Regional movies are the buzz at crowd-funding startup Wishberry as well. It has two Bengali movies seeking funds — ‘Call of the Open Road’ and ‘Friday Night Originals’ — and three more will be up on it soon — ‘Yatharth,’ ‘Pyari Dulhaniya’ and ‘Kojagori.’
Movies have been a hot favourite on Indian crowd-funding platforms, where creative and social projects typically make the most impact. Since 2012, Wishberry has held 66 crowd-funding campaigns under the film genre, which is 28% of its total projects, the highest.
Crowd-funding startups like Ketto and Wishberry are increasingly turning to regional language movies — not including mainstream Bollywood or Hindi films here — as a way to expand the scope of their offerings. Also, movies in Marathi, Kannada, Bengali, Malayalam and other regional languages are emerging exceedingly strong in content, and crowd-funding the world over is known to work best for exceptional and unique ideas.
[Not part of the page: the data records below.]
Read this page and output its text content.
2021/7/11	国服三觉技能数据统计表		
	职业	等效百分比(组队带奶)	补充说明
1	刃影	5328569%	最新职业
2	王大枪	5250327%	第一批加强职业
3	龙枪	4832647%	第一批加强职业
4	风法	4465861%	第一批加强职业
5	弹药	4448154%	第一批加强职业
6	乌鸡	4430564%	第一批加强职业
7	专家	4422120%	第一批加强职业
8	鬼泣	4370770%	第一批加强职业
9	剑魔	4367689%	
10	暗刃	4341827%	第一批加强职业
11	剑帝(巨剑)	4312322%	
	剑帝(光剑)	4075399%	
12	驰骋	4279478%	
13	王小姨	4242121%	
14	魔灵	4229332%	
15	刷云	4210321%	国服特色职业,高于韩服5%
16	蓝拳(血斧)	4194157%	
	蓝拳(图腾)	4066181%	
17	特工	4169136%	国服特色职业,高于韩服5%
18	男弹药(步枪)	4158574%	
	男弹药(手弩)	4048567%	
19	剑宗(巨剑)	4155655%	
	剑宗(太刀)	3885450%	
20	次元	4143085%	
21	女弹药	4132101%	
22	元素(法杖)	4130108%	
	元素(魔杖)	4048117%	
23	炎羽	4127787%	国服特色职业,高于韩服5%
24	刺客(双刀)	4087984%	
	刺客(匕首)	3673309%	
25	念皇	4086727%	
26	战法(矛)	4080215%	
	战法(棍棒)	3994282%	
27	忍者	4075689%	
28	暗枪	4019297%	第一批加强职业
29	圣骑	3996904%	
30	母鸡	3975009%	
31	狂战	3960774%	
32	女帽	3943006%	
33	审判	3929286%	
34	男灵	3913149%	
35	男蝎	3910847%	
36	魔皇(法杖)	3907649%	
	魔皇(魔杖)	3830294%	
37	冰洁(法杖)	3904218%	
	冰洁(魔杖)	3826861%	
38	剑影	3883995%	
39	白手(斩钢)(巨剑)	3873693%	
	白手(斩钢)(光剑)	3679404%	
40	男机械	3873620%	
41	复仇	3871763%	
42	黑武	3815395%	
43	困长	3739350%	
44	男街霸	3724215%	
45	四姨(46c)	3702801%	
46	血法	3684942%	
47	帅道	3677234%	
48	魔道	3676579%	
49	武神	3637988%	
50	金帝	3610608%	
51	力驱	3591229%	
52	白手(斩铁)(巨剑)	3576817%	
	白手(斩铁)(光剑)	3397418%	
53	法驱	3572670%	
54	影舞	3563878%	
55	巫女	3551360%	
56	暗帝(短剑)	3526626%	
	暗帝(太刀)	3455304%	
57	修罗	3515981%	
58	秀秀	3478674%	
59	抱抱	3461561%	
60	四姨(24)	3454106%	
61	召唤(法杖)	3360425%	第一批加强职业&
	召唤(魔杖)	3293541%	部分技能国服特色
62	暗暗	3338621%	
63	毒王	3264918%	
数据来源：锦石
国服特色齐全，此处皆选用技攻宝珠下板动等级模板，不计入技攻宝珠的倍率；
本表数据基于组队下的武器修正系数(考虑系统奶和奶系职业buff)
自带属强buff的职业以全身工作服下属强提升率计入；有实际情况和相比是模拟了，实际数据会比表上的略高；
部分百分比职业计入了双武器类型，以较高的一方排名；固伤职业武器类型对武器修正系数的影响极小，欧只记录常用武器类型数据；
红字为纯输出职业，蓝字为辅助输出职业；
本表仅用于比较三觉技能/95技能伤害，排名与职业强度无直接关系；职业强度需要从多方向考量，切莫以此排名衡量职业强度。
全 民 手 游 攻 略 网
“Regional filmmakers are much more daring with their subject matters and so is the audience. If you look at Marathi, Tamil, Kannada films, even Bengali films, are seeing a bit of a revival,” said Movie Director Vikramaditya Motwane, an investor in Wishberry. “In that sense it’s a great move for crowd-funding ventures to look at regional movies. It can also be a great push to local cinema, for which production costs are cheaper, normally .`80-90 lakh or.`1-2 crore.
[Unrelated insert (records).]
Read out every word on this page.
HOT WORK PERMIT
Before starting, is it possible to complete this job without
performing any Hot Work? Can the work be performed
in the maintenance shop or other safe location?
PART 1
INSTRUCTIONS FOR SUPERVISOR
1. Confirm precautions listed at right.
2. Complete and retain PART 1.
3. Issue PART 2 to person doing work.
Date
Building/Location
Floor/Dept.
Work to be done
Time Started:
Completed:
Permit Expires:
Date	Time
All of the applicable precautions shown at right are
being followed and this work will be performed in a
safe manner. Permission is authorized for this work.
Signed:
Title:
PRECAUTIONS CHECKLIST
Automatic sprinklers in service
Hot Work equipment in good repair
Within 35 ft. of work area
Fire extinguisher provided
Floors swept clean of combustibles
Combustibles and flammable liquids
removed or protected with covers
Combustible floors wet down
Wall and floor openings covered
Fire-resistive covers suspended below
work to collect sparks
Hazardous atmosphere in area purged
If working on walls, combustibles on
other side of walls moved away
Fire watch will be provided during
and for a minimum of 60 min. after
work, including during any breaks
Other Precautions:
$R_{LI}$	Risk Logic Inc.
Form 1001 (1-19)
Wishberry, last year, helped fund Rs 41 lakh for Sanskrit animated movie Punyakoti, based on a Tamil folklore. In 2013, Kannada thriller Lucia set a precedent becoming the first crowd-funded regional film to raise Rs 51lakh in 31days.
“Most region-specific funding is happening due to a strong sense of patriotism for the region than the topic itself,” said Anshulika Dubey, Chief Operating officer at Wishberry, which aims to help fund 10-15 regional movies this year. Dubey finds Marathi cinema sufficiently good to bet on. Regional movie makers can expect to raise Rs 20-50 lakh on crowd-funding platforms, according to industry experts.
However, movies backed by crowdfunding face distribution challenges since in regions such as West Bengal this is tightly controlled by industry insiders.